Некоторые неопухолевые патологические процессы, с которыми приходится сталкиваться в клинической практике поражений позвоночного канала – остеомиелит. Этот процесс характеризуется полиморфноклеточным воспалительным инфильтратом с наличием макрофагов с признаками фагоцитарной активности, гистиоцитов,  фибробластов, немногочисленных остеобластов, остеокластов.

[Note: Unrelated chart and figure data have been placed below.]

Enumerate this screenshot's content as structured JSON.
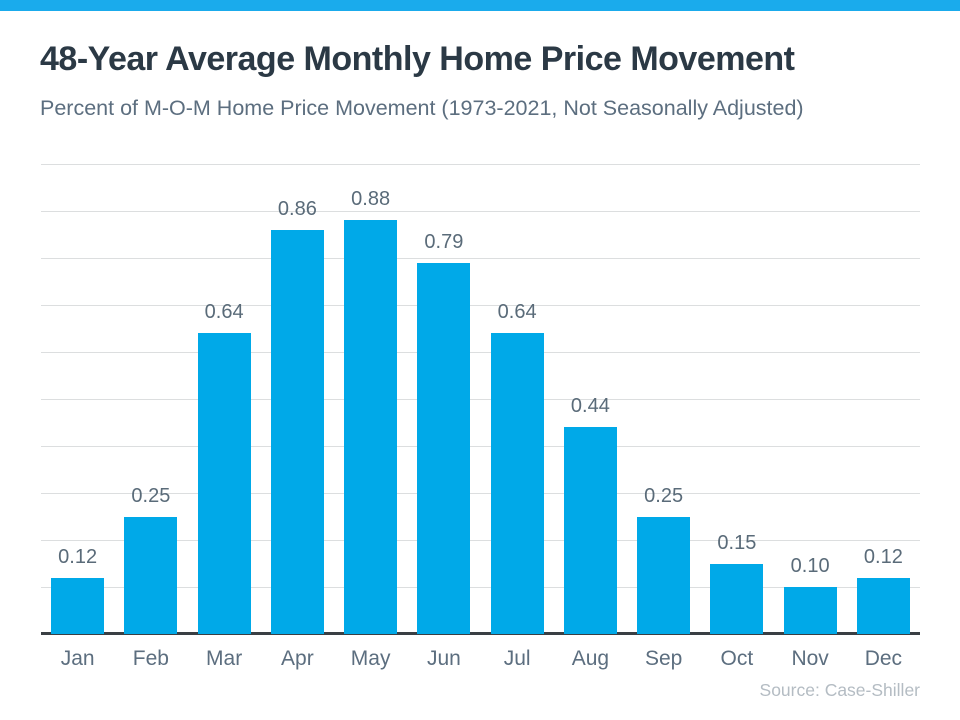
{
  "brand": {
    "top_bar_color": "#1AABEC"
  },
  "header": {
    "title": "48-Year Average Monthly Home Price Movement",
    "subtitle": "Percent of M-O-M Home Price Movement (1973-2021, Not Seasonally Adjusted)"
  },
  "chart_data": {
    "type": "bar",
    "title": "48-Year Average Monthly Home Price Movement",
    "subtitle": "Percent of M-O-M Home Price Movement (1973-2021, Not Seasonally Adjusted)",
    "categories": [
      "Jan",
      "Feb",
      "Mar",
      "Apr",
      "May",
      "Jun",
      "Jul",
      "Aug",
      "Sep",
      "Oct",
      "Nov",
      "Dec"
    ],
    "values": [
      0.12,
      0.25,
      0.64,
      0.86,
      0.88,
      0.79,
      0.64,
      0.44,
      0.25,
      0.15,
      0.1,
      0.12
    ],
    "value_labels": [
      "0.12",
      "0.25",
      "0.64",
      "0.86",
      "0.88",
      "0.79",
      "0.64",
      "0.44",
      "0.25",
      "0.15",
      "0.10",
      "0.12"
    ],
    "xlabel": "",
    "ylabel": "",
    "ylim": [
      0,
      1.0
    ],
    "gridline_step": 0.1,
    "grid": true,
    "legend_position": "none",
    "y_tick_labels_visible": false,
    "bar_color": "#00A9E8",
    "value_label_color": "#5A6B79",
    "month_label_color": "#5C6E7F",
    "gridline_color": "#DCDEDF",
    "axis_color": "#3A3F44"
  },
  "footer": {
    "source": "Source: Case-Shiller"
  }
}
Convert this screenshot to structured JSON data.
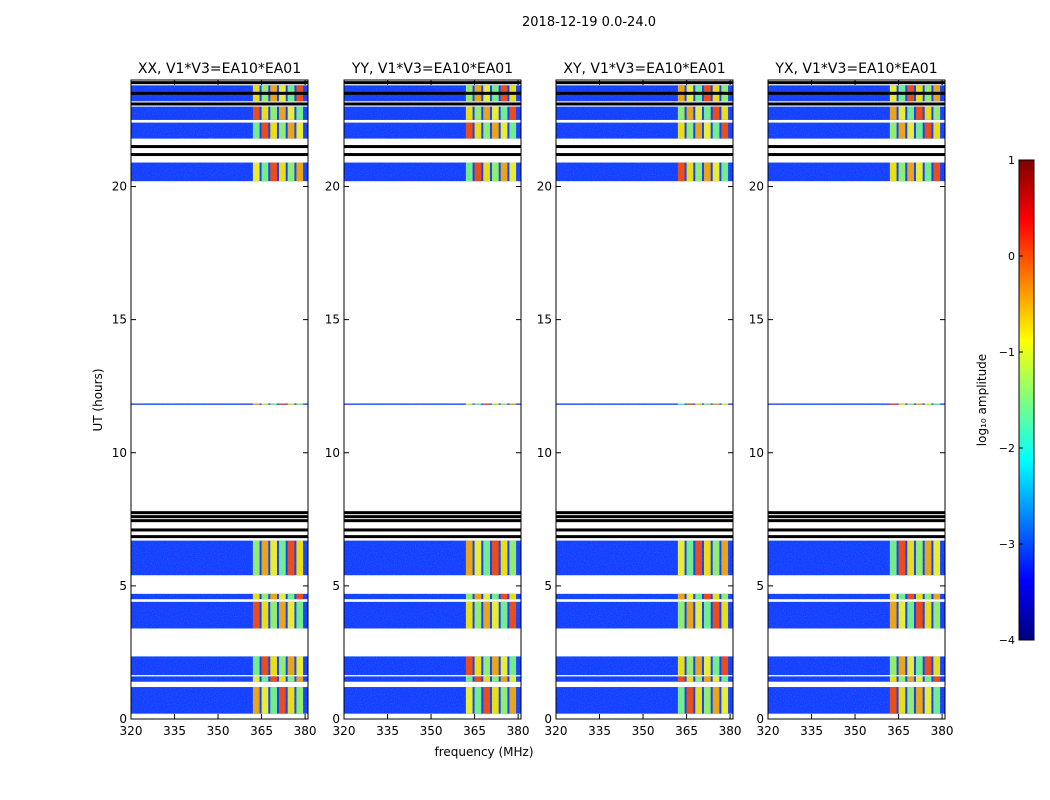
{
  "figure": {
    "suptitle": "2018-12-19 0.0-24.0",
    "xlabel": "frequency (MHz)",
    "ylabel": "UT (hours)"
  },
  "colorbar": {
    "label": "log₁₀ amplitude",
    "ticks": [
      "1",
      "0",
      "−1",
      "−2",
      "−3",
      "−4"
    ],
    "tick_values": [
      1,
      0,
      -1,
      -2,
      -3,
      -4
    ],
    "range": [
      -4,
      1
    ],
    "colors": [
      "#00007f",
      "#0000ff",
      "#007fff",
      "#00ffff",
      "#7fff7f",
      "#ffff00",
      "#ff7f00",
      "#ff0000",
      "#7f0000"
    ]
  },
  "chart_data": {
    "type": "heatmap",
    "x_ticks": [
      320,
      335,
      350,
      365,
      380
    ],
    "y_ticks": [
      0,
      5,
      10,
      15,
      20
    ],
    "xlim": [
      320,
      381
    ],
    "ylim": [
      0,
      24
    ],
    "panels": [
      {
        "title": "XX, V1*V3=EA10*EA01"
      },
      {
        "title": "YY, V1*V3=EA10*EA01"
      },
      {
        "title": "XY, V1*V3=EA10*EA01"
      },
      {
        "title": "YX, V1*V3=EA10*EA01"
      }
    ],
    "data_blocks_hours": [
      [
        0.2,
        1.2
      ],
      [
        1.4,
        1.6
      ],
      [
        1.65,
        2.35
      ],
      [
        3.4,
        4.4
      ],
      [
        4.5,
        4.7
      ],
      [
        5.4,
        6.7
      ],
      [
        11.8,
        11.85
      ],
      [
        20.2,
        20.9
      ],
      [
        21.8,
        22.4
      ],
      [
        22.5,
        23.0
      ],
      [
        23.2,
        23.8
      ]
    ],
    "rfi_band_mhz": [
      362,
      380
    ],
    "gap_lines_hours": [
      6.85,
      7.1,
      7.45,
      7.6,
      7.75,
      21.2,
      21.5,
      23.1,
      23.5,
      23.9
    ]
  }
}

Сочетание рентгеноморфологических методов позволяет с высокой достоверностью проводить дифференциальный диагноз остеомиелита с опухолевым поражением кости. 

Туберкулез кости характеризуется гранулематозным продуктивным воспалением, с наличием эпителиоидных, многоядерных клеток Пирогова—Лангханса, лимфоцитов, нейтрофильных лейкоцитов, макрофагов, плазматических клеток. Возможно выявление казеозного детрита, а также остеобласты и остеокласты.

Оссифицирующий миозит необходимо дифференцировать с различными опухолями костей, например с гигантоклеточной опухолью, остеоид-остеомой. Клеточный состав представлен полиморфными остеобластами с выраженной базофилией цитоплазмы, встречаются остеокласты. Могут обнаруживаться фибробластические элементы, единичные мышечные клетки, бесструктурные массы (Соловьев Ю.Н,1993, Feshner R.Е.,1993).

Достоверная оценка генеза и степени дифференцировки опухоли, полученная путем гистологической диагностики, является важными фактором, влияющим на пост роение эффективных лечебных алгоритмов.